Post-rock, 90'ların başlarında daha önemli bir tür haline gelmeye başladı; öncesinde daha çok bir niş türdü. Yeraltı müzik sahneleri, post-rocka çeşitli yorumlar getirdiler; örneğin, Chicago'da Tortoise ve Sea & Cake gibi gruplar bunu cazla harmanlıyorlardı. İlk başta minimalist bir sese sahipti ama 2000'lerin başında Sigur Ros, Mogwai ve Explosions In The Sky gibi gruplar post-rockı ses kapasitesinin artırılmasıyla sesin en sağlam alt yapıları yok edebileceği bir düzeye taşımışlardı. Bu üç grup, film müziği çalışmalarında olduğu gibi, türü erişilebilir hale getirmişti – müzikleri dünya çapında sayısız televizyon programı ve filmde yer buldu. (Özellikle Explosions In The Sky, Friday Night Lights ve Lone Survivor gibi tanınmış filmlerin müziğini yapmışlardır.)

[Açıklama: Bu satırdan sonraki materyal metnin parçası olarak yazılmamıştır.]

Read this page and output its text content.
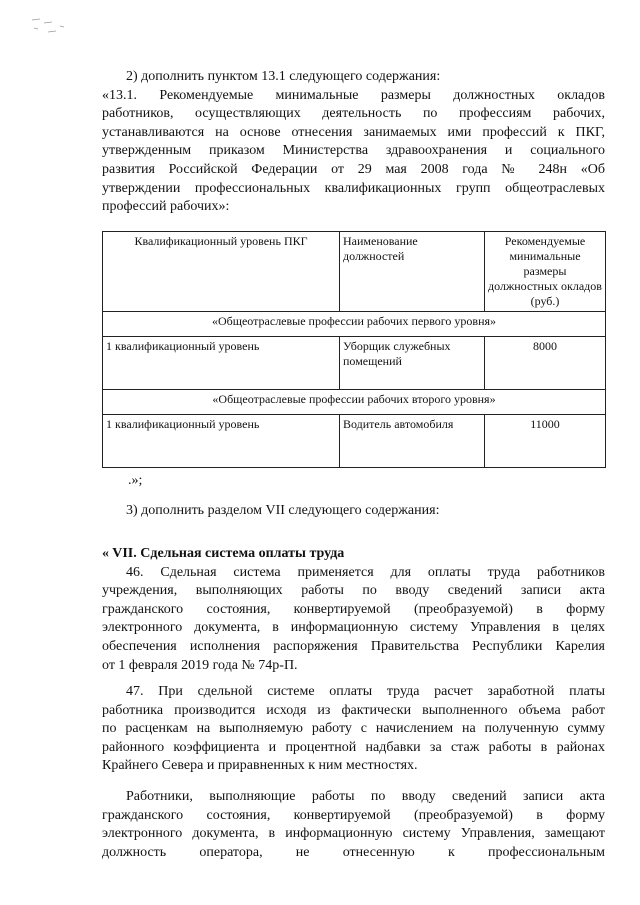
2) дополнить пунктом 13.1 следующего содержания:

«13.1. Рекомендуемые минимальные размеры должностных окладов

работников, осуществляющих деятельность по профессиям рабочих,

устанавливаются на основе отнесения занимаемых ими профессий к ПКГ,

утвержденным приказом Министерства здравоохранения и социального

развития Российской Федерации от 29 мая 2008 года № 248н «Об

утверждении профессиональных квалификационных групп общеотраслевых

профессий рабочих»:

Квалификационный уровень ПКГ	Наименование должностей	Рекомендуемые минимальные размеры должностных окладов (руб.)
«Общеотраслевые профессии рабочих первого уровня»		
1 квалификационный уровень	Уборщик служебных помещений	8000
«Общеотраслевые профессии рабочих второго уровня»		
1 квалификационный уровень	Водитель автомобиля	11000

.»;

3) дополнить разделом VII следующего содержания:

« VII. Сдельная система оплаты труда

46. Сдельная система применяется для оплаты труда работников

учреждения, выполняющих работы по вводу сведений записи акта

гражданского состояния, конвертируемой (преобразуемой) в форму

электронного документа, в информационную систему Управления в целях

обеспечения исполнения распоряжения Правительства Республики Карелия

от 1 февраля 2019 года № 74р-П.

47. При сдельной системе оплаты труда расчет заработной платы

работника производится исходя из фактически выполненного объема работ

по расценкам на выполняемую работу с начислением на полученную сумму

районного коэффициента и процентной надбавки за стаж работы в районах

Крайнего Севера и приравненных к ним местностях.

Работники, выполняющие работы по вводу сведений записи акта

гражданского состояния, конвертируемой (преобразуемой) в форму

электронного документа, в информационную систему Управления, замещают

должность оператора, не отнесенную к профессиональным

nAncak son zamanlarda post-rock minimalizminin küçük bir canlanması oldu. Tortoise, 2009’daki Beacons Of Ancestorship albümünden yedi yıl sonra Ocak ayında The Catastrophist albümünü çıkardı ve Tortoise’ın dönüşüyle birlikte Explosions In The Sky’ın dönmesi de The Wilderness albümüyle birlikte grupta stilistik bir değişimi işaret ediyor; bu albüm, özlü repertuvarıyla karakterize ediliyor. Ayrıca, Sigur Ros kısa bir süre içinde tura çıkacaklar, ancak geçmiş turlarında kullandıkları bakır ve yaylı enstrümanlar gibi yardımcı müzisyenler olmadan performans sergileyecekler (Pitchfork'a göre); bu onların yeni ve açık bir şekilde daha az bir sahne yaklaşımını sergileyecekleri anlamına geliyor.
nMinimalist ve maksimalist grupları (ses seviyelerinin ne kadar farklı olduğu ile) birleştiren şey ve post-rock'ı esasen tanımlayan şey, gitar tabanlı müziğe düşünceli bir yaklaşımdır: tür, göz alıcı, mümkün olan en hızlı müzikal yetkinlikle uzaktır ve bunun yerine şarkılar daha yavaş bir tempoda giderken, her bir küçük müzikal süsleme vurgulanır. Post-rock ilkel ve katarsiktir, sesinin en saf halindeki en visseral stildir - işte bu yüzden, bu müzik türünü deneyimlemek için en iyi format olan vinilde inanılmaz ses çıkaran on post-rock albümü burada.
Bu enstrümantal ikilinin, Brian McBride ve Adam Wiltzie'den oluşan üçüncü stüdyo albümü olmasının yanı sıra, 90'ların başından bu yana ambient ve deneysel müzik için önemli bir destinasyon olan Chicago merkezli Kranky Records'taki ilk yayınlarıdır. “Central Texas” adlı parçanın üç dakika süren düşük frekanslı beyaz gürültü gürültüsüyle başlayarak, The Ballasted Orchestra daha sonra kaskadlama ve parlayan gitar dronlarının bir karışımına dönüşerek zaman zaman lo-fi konuşma örnekleri ile kaplanır; bu süreçte ikili, gitarlarını overdrive ile enfekte olmuş bir zen için kanallar haline dönüştürüyor.
Eli Zeger, Noisey, Van Magazine, Real Life, Hyperallergic, DownBeat ve diğerleri için yazdı. Gitarını ve kedisini seviyor!
Öğretmenler, öğrenciler, askerler, sağlık profesyonelleri ve ilk müdahale ekipleri için özel %15 indirim - Doğrulanın!